After shaking our hands they would run just a few feet away and stand in a group, trying not to make it obvious that they were intrigued by us. This was my chance to break the ice. I walked over to the group of children and asked them how old they were in my best but very shaky Portuguese. Soon I had brought smiles to a few faces as they laughed at my attempts to pronounce their ages. Fortunately, one bold girl named Rosa stepped forward and gave me a lesson on counting to 20, for which I was very grateful!

While getting the tour of Imagine one three year-old boy had been following us the entire time. He showed us how he could water the garden and knew the different names of the plants. As my mother was taking pictures he walked up to her and pointed to the camera. We soon learned that he loved to touch everything we were touching. While we were walking away from the garden I held out my hand to Vincent and he ran over and took it. This was the start of one of the most special friendships I have ever had. Every morning when I arrived he would run over and take my hand. Throughout the day he would stay by myside, leading me wherever I needed to be. Vincent would sit waiting while my aunt and I gave medical exams to the sick children.

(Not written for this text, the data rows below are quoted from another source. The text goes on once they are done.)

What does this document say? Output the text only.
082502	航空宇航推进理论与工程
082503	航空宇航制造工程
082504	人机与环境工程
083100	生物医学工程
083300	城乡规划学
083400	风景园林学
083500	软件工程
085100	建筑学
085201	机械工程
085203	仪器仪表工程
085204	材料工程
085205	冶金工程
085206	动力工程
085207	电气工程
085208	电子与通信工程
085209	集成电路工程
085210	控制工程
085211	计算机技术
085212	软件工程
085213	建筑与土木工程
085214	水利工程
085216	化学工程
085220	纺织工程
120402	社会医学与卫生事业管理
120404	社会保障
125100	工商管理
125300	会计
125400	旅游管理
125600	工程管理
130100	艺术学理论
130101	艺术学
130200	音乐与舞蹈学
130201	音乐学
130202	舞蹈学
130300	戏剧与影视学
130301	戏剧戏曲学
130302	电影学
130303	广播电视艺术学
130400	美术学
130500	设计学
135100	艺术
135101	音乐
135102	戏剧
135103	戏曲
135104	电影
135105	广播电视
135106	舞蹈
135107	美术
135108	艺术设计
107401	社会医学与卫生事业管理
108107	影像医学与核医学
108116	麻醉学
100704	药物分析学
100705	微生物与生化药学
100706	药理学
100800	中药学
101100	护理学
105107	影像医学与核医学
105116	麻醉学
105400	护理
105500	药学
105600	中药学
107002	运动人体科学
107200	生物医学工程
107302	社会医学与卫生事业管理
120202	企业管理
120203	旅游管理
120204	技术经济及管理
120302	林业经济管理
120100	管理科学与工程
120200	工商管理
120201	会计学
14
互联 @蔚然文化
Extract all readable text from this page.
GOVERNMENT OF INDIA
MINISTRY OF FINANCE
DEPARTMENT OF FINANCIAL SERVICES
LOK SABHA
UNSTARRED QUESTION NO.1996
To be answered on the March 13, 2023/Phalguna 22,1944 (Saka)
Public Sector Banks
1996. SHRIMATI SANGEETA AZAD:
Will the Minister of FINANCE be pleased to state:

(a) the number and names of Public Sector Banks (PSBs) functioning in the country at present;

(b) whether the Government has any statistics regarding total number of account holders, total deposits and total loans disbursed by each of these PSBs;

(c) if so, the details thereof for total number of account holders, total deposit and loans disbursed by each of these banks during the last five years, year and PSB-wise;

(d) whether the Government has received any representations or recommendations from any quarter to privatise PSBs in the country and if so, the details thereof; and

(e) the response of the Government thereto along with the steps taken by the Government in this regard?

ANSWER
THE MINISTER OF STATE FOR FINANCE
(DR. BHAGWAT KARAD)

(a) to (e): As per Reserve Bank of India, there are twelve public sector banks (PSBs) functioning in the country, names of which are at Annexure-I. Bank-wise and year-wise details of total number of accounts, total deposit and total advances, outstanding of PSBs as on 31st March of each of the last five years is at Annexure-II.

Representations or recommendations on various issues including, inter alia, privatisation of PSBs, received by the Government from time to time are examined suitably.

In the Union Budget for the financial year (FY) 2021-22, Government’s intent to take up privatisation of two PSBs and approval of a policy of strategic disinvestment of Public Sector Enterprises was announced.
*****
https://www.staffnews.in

One of the funniest moments of the entire trip was when we were giving Ernie, an HIV positive baby, a daily checkup. Vincent was sitting on one of the house mother’s laps waiting patiently for us to finish. My aunt absentmindedly crossed her legs while talking. Vincent also immediately crossed his legs. He soon began to mimic my aunt’s every move. She put on her glasses to read one of the prescription bottles. Vincent jumped up and ran to his room and returned quickly with his Spiderman sunglasses, which covered most of his face. Vincent had a way to turn any situation into something light-hearted and fun. This was until it was time to leave. Everyday when we were about to leave, there would be long hugs and sometimes tears. I would wait until the last possible moment to get into the car so I could spend as much time as possible with him.

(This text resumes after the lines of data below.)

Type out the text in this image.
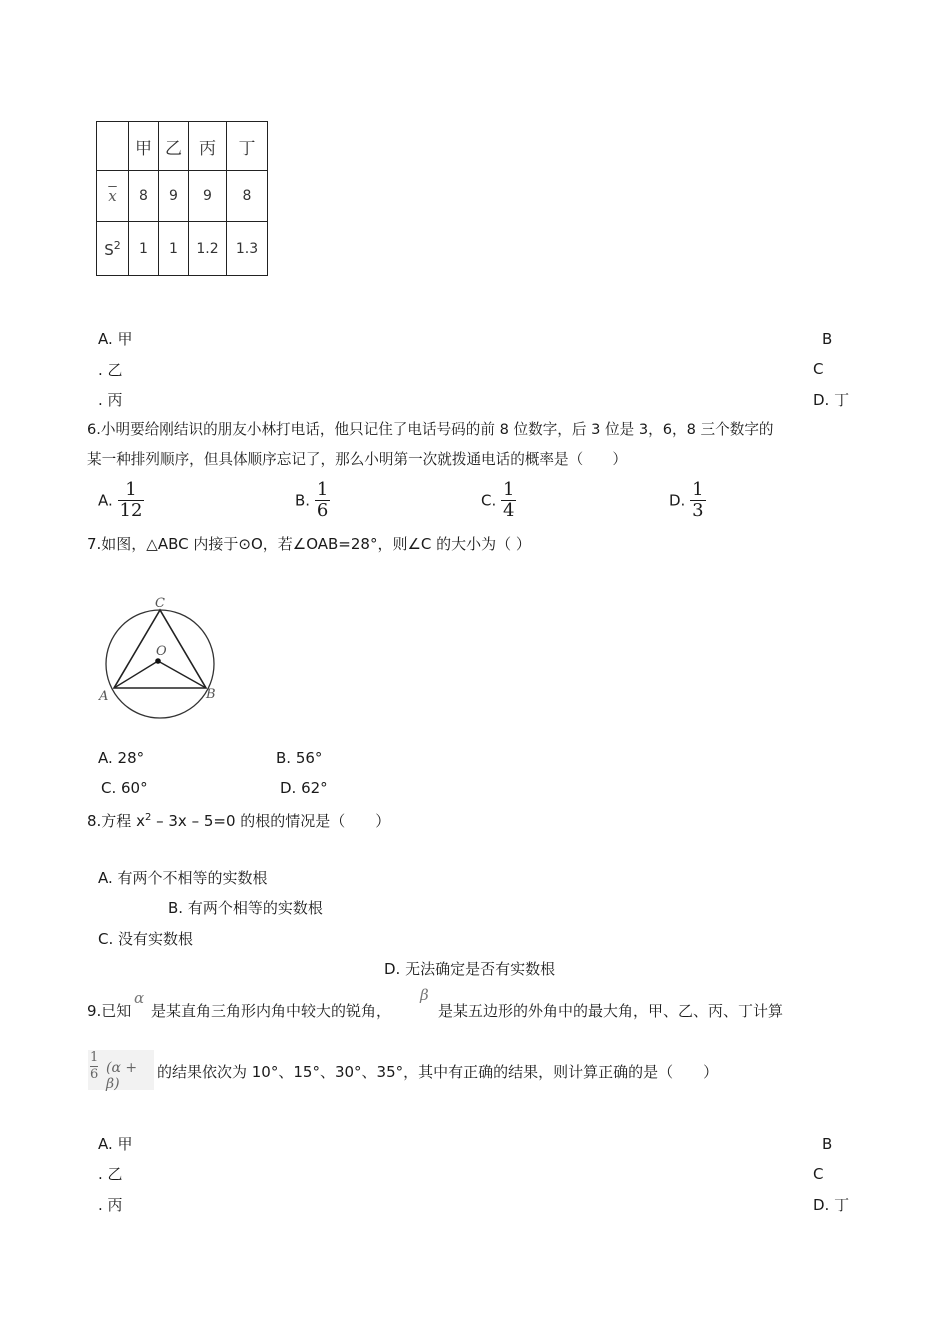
	甲	乙	丙	丁
$\overline{x}$	8	9	9	8
$S^2$	1	1	1.2	1.3
A. 甲	B
. 乙	C
. 丙	D. 丁
6.小明要给刚结识的朋友小林打电话，他只记住了电话号码的前 8 位数字，后 3 位是 3，6，8 三个数字的
某一种排列顺序，但具体顺序忘记了，那么小明第一次就拨通电话的概率是（　　）
A. $\frac{1}{12}$	B. $\frac{1}{6}$	C. $\frac{1}{4}$	D. $\frac{1}{3}$
7.如图，△ABC 内接于⊙O，若∠OAB=28°，则∠C 的大小为（ ）
C
O
A	B
A. 28°	B. 56°
C. 60°	D. 62°
8.方程 $x^2 - 3x - 5=0$ 的根的情况是（　　）
A. 有两个不相等的实数根
B. 有两个相等的实数根
C. 没有实数根
D. 无法确定是否有实数根
9.已知
α
是某直角三角形内角中较大的锐角，
β
是某五边形的外角中的最大角，甲、乙、丙、丁计算
1
6 (α + β)
的结果依次为 10°、15°、30°、35°，其中有正确的结果，则计算正确的是（　　）
A. 甲	B
. 乙	C
. 丙	D. 丁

From the first day to the last I saw a world of a difference of how the children acted around me. In the beginning they would barely talk in front of me. As the days progressed they began to trust me. Gradually they became more comfortable around me and by the end we were all playing together like there was no difference between me and their other friends at Imagine. We would play with Llegos and see who could build the biggest tower, toss tennis balls and draw each other’s portraits.

One day, we blasted music and had a dance party. Even though every child put my dance moves to shame it connected us on a different level than ever before. I finally felt fully accepted into their loving family. The children would dance as though they did not have a care in the world and at that moment nothing else mattered other than having a good time. Their faces lit up, making it clear that dance was something that brought great joy to them all.

This was my third volunteer trip to a third world country. I continue to volunteer because I feel that in some way I can positively affect a child's life, whether that be in sharing a laugh, making a long lasting friendship or providing them with something material that they need. The memory of faces lighting up is something that will stay with me forever.